On peut considérer que les États-Unis ont anticipé cette évolution depuis une quinzaine d’années. (…) Dans les deux élections remportées par George W. Bush, dans les deux suivantes remportées par Barack Obama (2008 et 2012), comme dans celle de 2016 qui a vu la victoire de Donald Trump, on retrouve le même violent contraste : d’un côté, un ensemble de grandes villes, avec leur centre et leurs banlieues proches, où le candidat démocrate obtient souvent 80% des voix, parfois davantage ; de l’autre, une vaste nappe continue reliant tous les gradients d’urbanité faibles ou très faibles, avec une proportion exactement inverse de soutiens au champion républicain, quel qu’il soit. » (Jacques Lévy, Jean-Nicolas Fauchille, Ana Povoas, Théorie de la justice spatiale, Éditions Odile Jacob, 2018)
J. Lévy évoque souvent la difficulté pour les chercheurs d’étudier un mouvement aussi composite que celui des « gilets jaunes », même si les cartes et les statistiques conduisent à certaines conclusions sur les origines du mécontentement, en particulier les problèmes de mobilité et la question de sa place dans la société. Et cela d’autant plus que la posture de défiance caractérise la société française contemporaine. (https://www.franceculture.fr/emissions/linvite-des-matins/la-carte-et-les-territoires-de-la-colere)

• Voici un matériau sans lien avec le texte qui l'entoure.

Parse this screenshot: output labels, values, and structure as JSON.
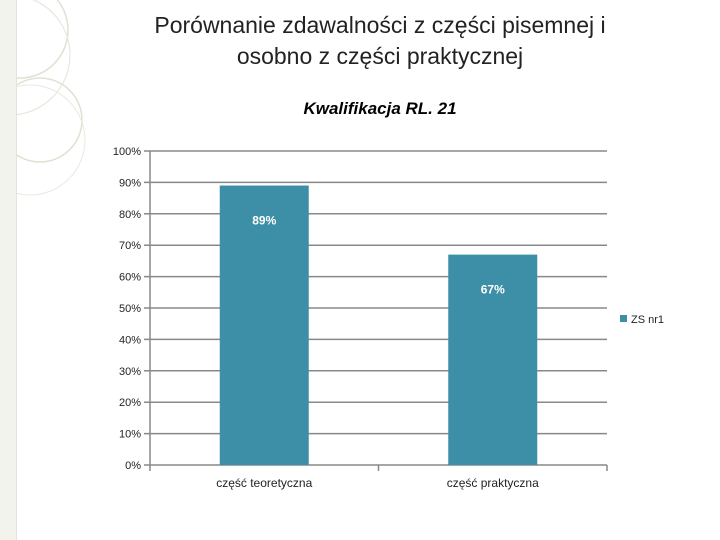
{
  "slide": {
    "title_line1": "Porównanie zdawalności z części pisemnej i",
    "title_line2": "osobno z części praktycznej"
  },
  "colors": {
    "bar": "#3c8fa6",
    "grid": "#888888",
    "decoration": "#d9dccc"
  },
  "chart_data": {
    "type": "bar",
    "title": "Kwalifikacja RL. 21",
    "categories": [
      "część teoretyczna",
      "część praktyczna"
    ],
    "series": [
      {
        "name": "ZS nr1",
        "values": [
          89,
          67
        ],
        "labels": [
          "89%",
          "67%"
        ]
      }
    ],
    "ylim": [
      0,
      100
    ],
    "yticks": [
      "0%",
      "10%",
      "20%",
      "30%",
      "40%",
      "50%",
      "60%",
      "70%",
      "80%",
      "90%",
      "100%"
    ],
    "grid": true,
    "legend": "right"
  }
}
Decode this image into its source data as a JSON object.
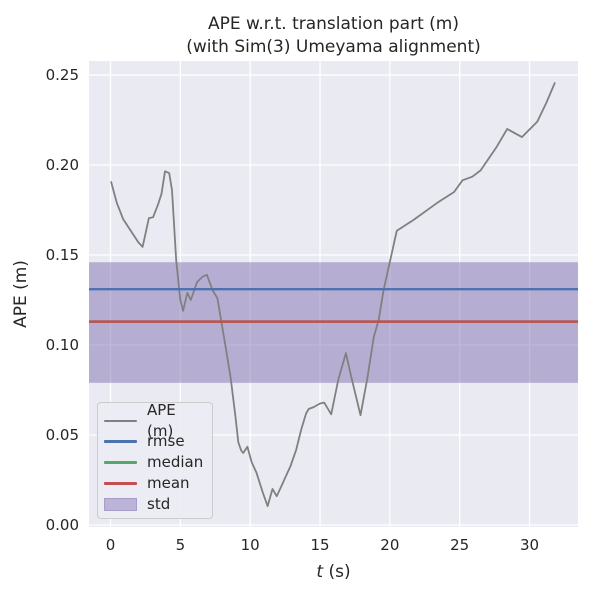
{
  "title": {
    "line1": "APE w.r.t. translation part (m)",
    "line2": "(with Sim(3) Umeyama alignment)"
  },
  "axes": {
    "xlabel_var": "t",
    "xlabel_unit": " (s)",
    "ylabel": "APE (m)",
    "x_ticks": [
      "0",
      "5",
      "10",
      "15",
      "20",
      "25",
      "30"
    ],
    "y_ticks": [
      "0.00",
      "0.05",
      "0.10",
      "0.15",
      "0.20",
      "0.25"
    ]
  },
  "legend": [
    {
      "label": "APE (m)",
      "color": "#808080",
      "type": "line"
    },
    {
      "label": "rmse",
      "color": "#4c72b0",
      "type": "line"
    },
    {
      "label": "median",
      "color": "#55a868",
      "type": "line"
    },
    {
      "label": "mean",
      "color": "#c44e52",
      "type": "line"
    },
    {
      "label": "std",
      "color": "#8172b2",
      "type": "patch"
    }
  ],
  "colors": {
    "axes_background": "#eaeaf2",
    "grid": "#ffffff",
    "ape_line": "#808080",
    "rmse": "#4c72b0",
    "median": "#55a868",
    "mean": "#c44e52",
    "std_fill": "#8172b2",
    "text": "#262626"
  },
  "chart_data": {
    "type": "line",
    "title": "APE w.r.t. translation part (m)",
    "subtitle": "(with Sim(3) Umeyama alignment)",
    "xlabel": "t (s)",
    "ylabel": "APE (m)",
    "xlim": [
      -1.54,
      33.47
    ],
    "ylim": [
      -0.0011,
      0.2578
    ],
    "grid": true,
    "legend_position": "lower left",
    "x_ticks": [
      0,
      5,
      10,
      15,
      20,
      25,
      30
    ],
    "y_ticks": [
      0.0,
      0.05,
      0.1,
      0.15,
      0.2,
      0.25
    ],
    "stats": {
      "rmse": 0.131,
      "median": 0.113,
      "mean": 0.113,
      "std": 0.034,
      "std_band": [
        0.079,
        0.146
      ]
    },
    "series": [
      {
        "name": "APE (m)",
        "x": [
          0.05,
          0.45,
          0.9,
          1.4,
          2.0,
          2.3,
          2.75,
          3.05,
          3.4,
          3.65,
          3.9,
          4.2,
          4.4,
          4.7,
          5.0,
          5.2,
          5.5,
          5.75,
          6.2,
          6.6,
          6.9,
          7.3,
          7.65,
          8.2,
          8.6,
          8.95,
          9.15,
          9.35,
          9.5,
          9.8,
          10.1,
          10.45,
          10.9,
          11.25,
          11.6,
          11.9,
          12.2,
          12.55,
          12.9,
          13.3,
          13.65,
          14.0,
          14.2,
          14.55,
          15.0,
          15.3,
          15.8,
          16.3,
          16.85,
          17.25,
          17.9,
          18.4,
          18.85,
          19.2,
          19.55,
          20.5,
          21.7,
          23.4,
          24.6,
          25.2,
          25.9,
          26.5,
          27.6,
          28.4,
          29.45,
          30.55,
          31.2,
          31.8
        ],
        "y": [
          0.1905,
          0.179,
          0.17,
          0.164,
          0.157,
          0.1545,
          0.1705,
          0.171,
          0.178,
          0.184,
          0.1965,
          0.1955,
          0.186,
          0.147,
          0.125,
          0.119,
          0.129,
          0.125,
          0.135,
          0.138,
          0.139,
          0.1305,
          0.126,
          0.101,
          0.082,
          0.06,
          0.046,
          0.0415,
          0.04,
          0.0435,
          0.035,
          0.029,
          0.018,
          0.0105,
          0.02,
          0.016,
          0.021,
          0.027,
          0.033,
          0.042,
          0.053,
          0.062,
          0.0645,
          0.0655,
          0.0675,
          0.068,
          0.0615,
          0.0805,
          0.0955,
          0.082,
          0.061,
          0.082,
          0.1045,
          0.114,
          0.1305,
          0.1635,
          0.1695,
          0.179,
          0.185,
          0.1915,
          0.1935,
          0.197,
          0.2095,
          0.22,
          0.2155,
          0.224,
          0.2345,
          0.2455
        ]
      }
    ]
  }
}
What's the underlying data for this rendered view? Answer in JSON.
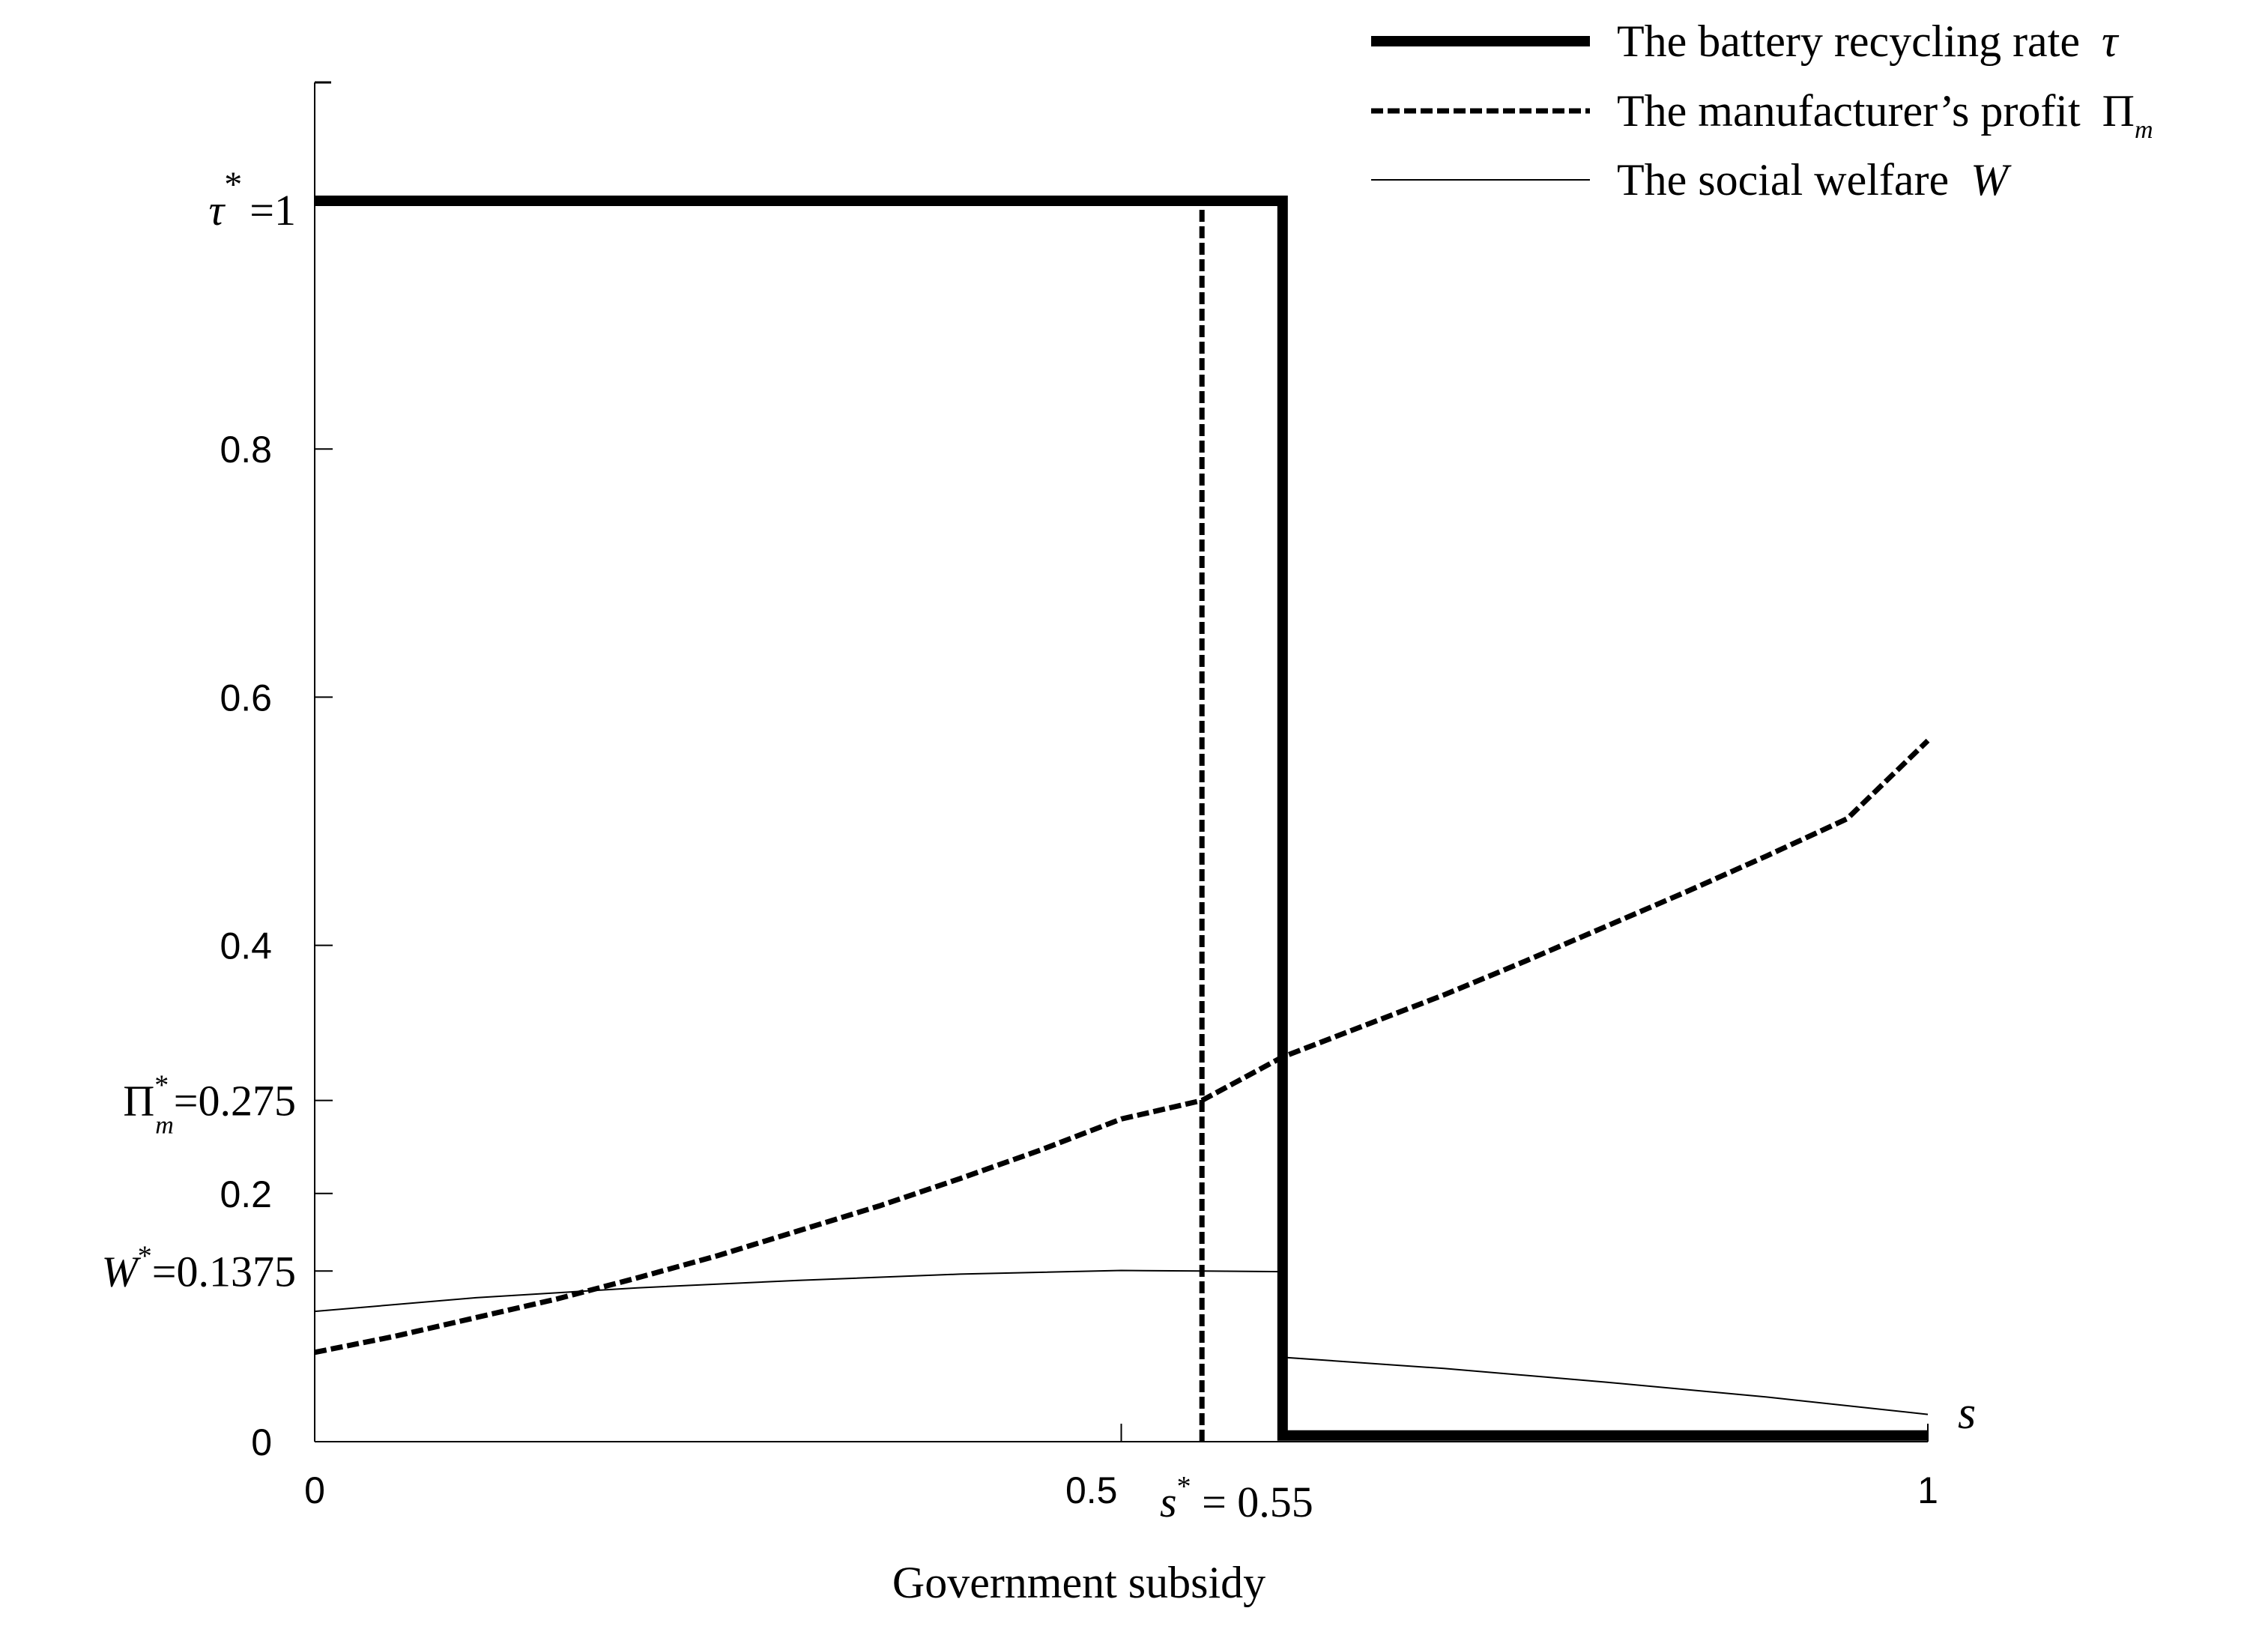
{
  "chart_data": {
    "type": "line",
    "xlabel": "Government subsidy",
    "ylabel": "",
    "xlim": [
      0,
      1
    ],
    "ylim": [
      0,
      1.1
    ],
    "x_ticks": [
      {
        "value": 0,
        "label": "0"
      },
      {
        "value": 0.5,
        "label": "0.5"
      },
      {
        "value": 1,
        "label": "1"
      }
    ],
    "y_ticks": [
      {
        "value": 0,
        "label": "0"
      },
      {
        "value": 0.2,
        "label": "0.2"
      },
      {
        "value": 0.4,
        "label": "0.4"
      },
      {
        "value": 0.6,
        "label": "0.6"
      },
      {
        "value": 0.8,
        "label": "0.8"
      }
    ],
    "x_axis_end_symbol": "s",
    "annotations": {
      "tau_star": {
        "symbol": "τ",
        "sup": "*",
        "rest": "=1",
        "value": 1
      },
      "pi_star": {
        "symbol": "Π",
        "sup": "*",
        "sub": "m",
        "rest": "=0.275",
        "value": 0.275
      },
      "w_star": {
        "symbol": "W",
        "sup": "*",
        "rest": "=0.1375",
        "value": 0.1375
      },
      "s_star": {
        "symbol": "s",
        "sup": "*",
        "rest": " = 0.55",
        "value": 0.55
      }
    },
    "legend": {
      "position": "top-right",
      "entries": [
        {
          "text": "The battery recycling rate ",
          "symbol": "τ",
          "sub": "",
          "style": "thick"
        },
        {
          "text": "The manufacturer’s profit ",
          "symbol": "Π",
          "sub": "m",
          "style": "dashed"
        },
        {
          "text": "The social welfare ",
          "symbol": "W",
          "sub": "",
          "style": "thin"
        }
      ]
    },
    "series": [
      {
        "style": "thick",
        "x": [
          0,
          0.6,
          0.6,
          1
        ],
        "y": [
          1,
          1,
          0.005,
          0.005
        ]
      },
      {
        "style": "dashed",
        "x": [
          0,
          0.05,
          0.1,
          0.15,
          0.2,
          0.25,
          0.3,
          0.35,
          0.4,
          0.45,
          0.5,
          0.55,
          0.6,
          0.65,
          0.7,
          0.75,
          0.8,
          0.85,
          0.9,
          0.95,
          1
        ],
        "y": [
          0.072,
          0.085,
          0.1,
          0.115,
          0.132,
          0.15,
          0.17,
          0.19,
          0.212,
          0.235,
          0.26,
          0.275,
          0.31,
          0.335,
          0.36,
          0.387,
          0.415,
          0.443,
          0.472,
          0.502,
          0.565
        ]
      },
      {
        "style": "thin",
        "x": [
          0,
          0.1,
          0.2,
          0.3,
          0.4,
          0.5,
          0.55,
          0.6,
          0.6,
          0.7,
          0.8,
          0.9,
          1
        ],
        "y": [
          0.105,
          0.116,
          0.124,
          0.13,
          0.135,
          0.138,
          0.1375,
          0.137,
          0.068,
          0.059,
          0.048,
          0.036,
          0.022
        ]
      },
      {
        "style": "dashed",
        "x": [
          0.55,
          0.55
        ],
        "y": [
          0,
          1
        ]
      }
    ],
    "grid": false
  }
}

Pour J. Lévy, face à l’inégalité des territoires, de nouvelles libertés géographiques sont possibles. Il estime que la seule condition pour une meilleure répartition des richesses réside dans l’implication des citoyens : la définition du juste ne se décrète pas, c’est aux citoyens d’en délibérer.
Désormais, la géographie s’invite fréquemment dans le débat public pour aborder à sa manière les grands enjeux de nos sociétés démocratiques à la recherche d’une meilleure cohésion. Et nous nous en félicitons car cela passe aussi par la réflexion territoriale.